Dan dari situ (ketidakbolehan keluar hanya untuk keperluan berwudhu saat i’tikaf) dipahami, bahwa wudhu di dalam mesjid walaupun airnya bertetesan di dalamnya itu boleh, dan karena menetesnya itu bukan hal yang dimaksud, maka tidak haram dan tidak makruh. Berbeda dengan menumpahkan air mustamal di dalamnya, maka menurut suatu pendapat hukumnya haram dan pendapat lain memakruhkannya, pendapat inilah yang mu’tamad (jadi pedoman) selama tidak mengotori mesjid, sebab menumpahkan air itu merupakan hal yang dimaksud, berbeda dengan air yang menetes dari anggota wudhu.

  1. Fatawa Husain Ibrahim al-Maghribi[2]

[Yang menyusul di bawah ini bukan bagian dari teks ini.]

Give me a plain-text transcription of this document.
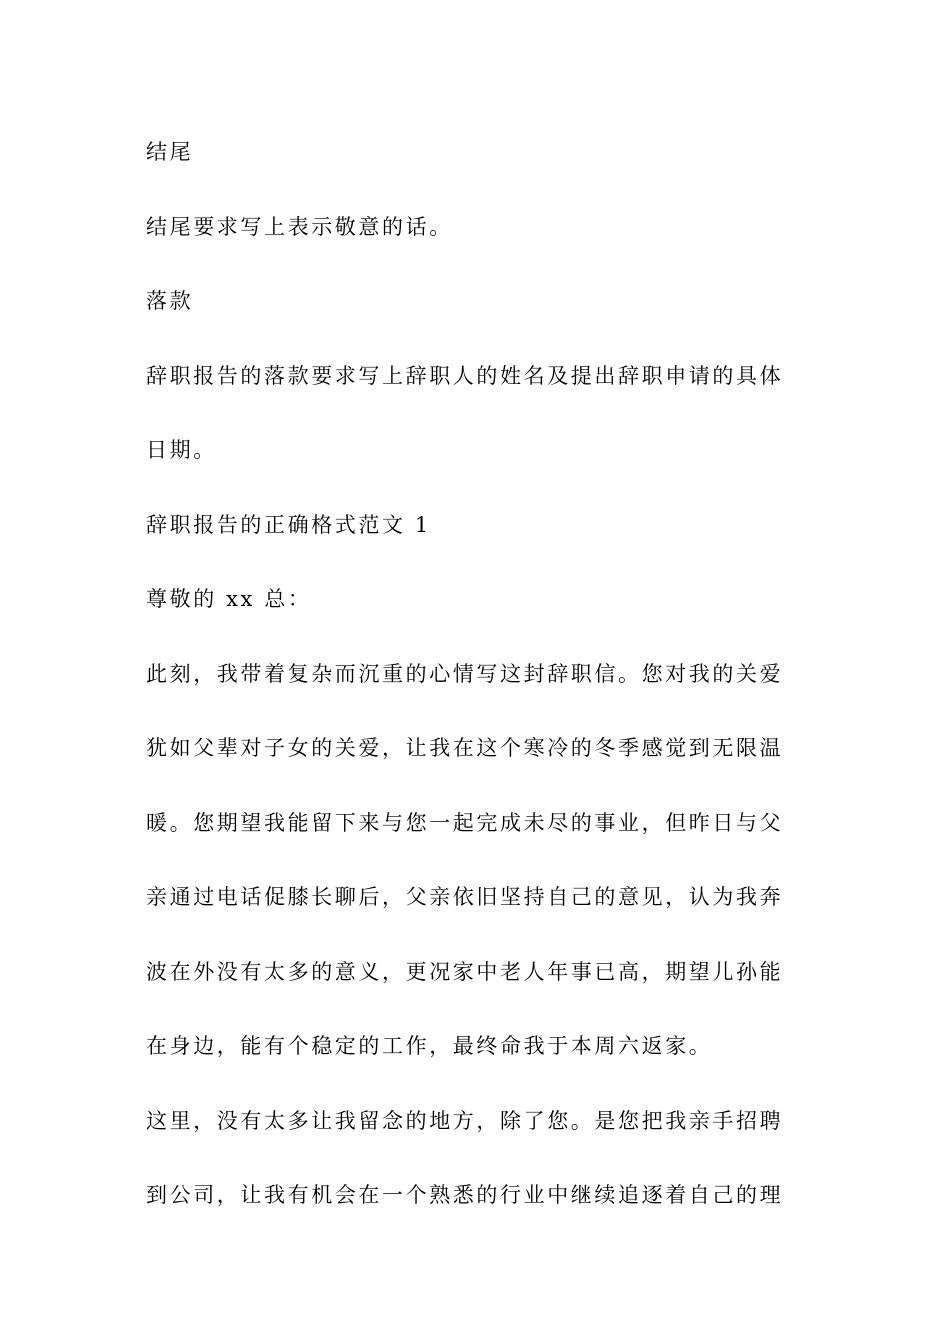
结尾
结尾要求写上表示敬意的话。
落款
辞职报告的落款要求写上辞职人的姓名及提出辞职申请的具体
日期。
辞职报告的正确格式范文 1
尊敬的 xx 总：
此刻，我带着复杂而沉重的心情写这封辞职信。您对我的关爱
犹如父辈对子女的关爱，让我在这个寒冷的冬季感觉到无限温
暖。您期望我能留下来与您一起完成未尽的事业，但昨日与父
亲通过电话促膝长聊后，父亲依旧坚持自己的意见，认为我奔
波在外没有太多的意义，更况家中老人年事已高，期望儿孙能
在身边，能有个稳定的工作，最终命我于本周六返家。
这里，没有太多让我留念的地方，除了您。是您把我亲手招聘
到公司，让我有机会在一个熟悉的行业中继续追逐着自己的理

وَالتَّضَيُّفُ فِيْ مَسْجِدِ الْبَادِيَةِ يَكُوْنُ بِإِطْعَامِ الطَّعَامِ النَّاشِفِ كَالتَّمْرِ لاَ إِنْ كَانَ مُقَذِّرًا كَالطَّبْحِ وَالْبِطِّيْخِ وَإِلاَّ حَرُمَ إِلاَّ بِنَحْوِ سُفْرَةٍ تُجْعَلُ تَحْتَ اْلإِنَاءِ بِحَيْثُ يَغْلِبُ عَلَى الظَّنِّ عَدَمُ التَّقْذِيْرِ فَالظَّاهِرُ أَنَّهُ يَقُوْمُ مَقَامَ النَّاشِفِ.

Penjamuan dalam mesjid pedesaan itu (yang boleh) dengan memberi makanan kering seperti kurma, dan bukan bila makanan itu akan mengotori mesjid, seperti masakan dan semangka, bila tidak seperti itu maka haram. Kecuali menggunakan alas yang diletakkan di bawah tempat makanannya yang sekiranya diduga kuat tidak akan mengotori, maka menurut pertimbangan yang kuat hal itu bisa disamakan dengan makanan kering.

[1]   Al-Bakri Muhammad Syatha al-Dimyathi, I’anah al-Thalibin, (Semarang: Thaha Putra, t.th). Jilid II, h. 262.

[2]   Husain Ibrahim al-Maghribi, al-Fatawa Husain Ibrahim al-Maghribi, (Bogor: Maktabah ‘Arafah, t. th.), h. 51.

 

Sumber: Ahkamul Fuqaha no. 113

KEPUTUSAN MUKTAMAR NAHDLATUL ULAMA KE-6

Di Pekalongan Pada Tanggal 12 Rabiuts Tsani 1350 H. / 27 Agustus 1931 M.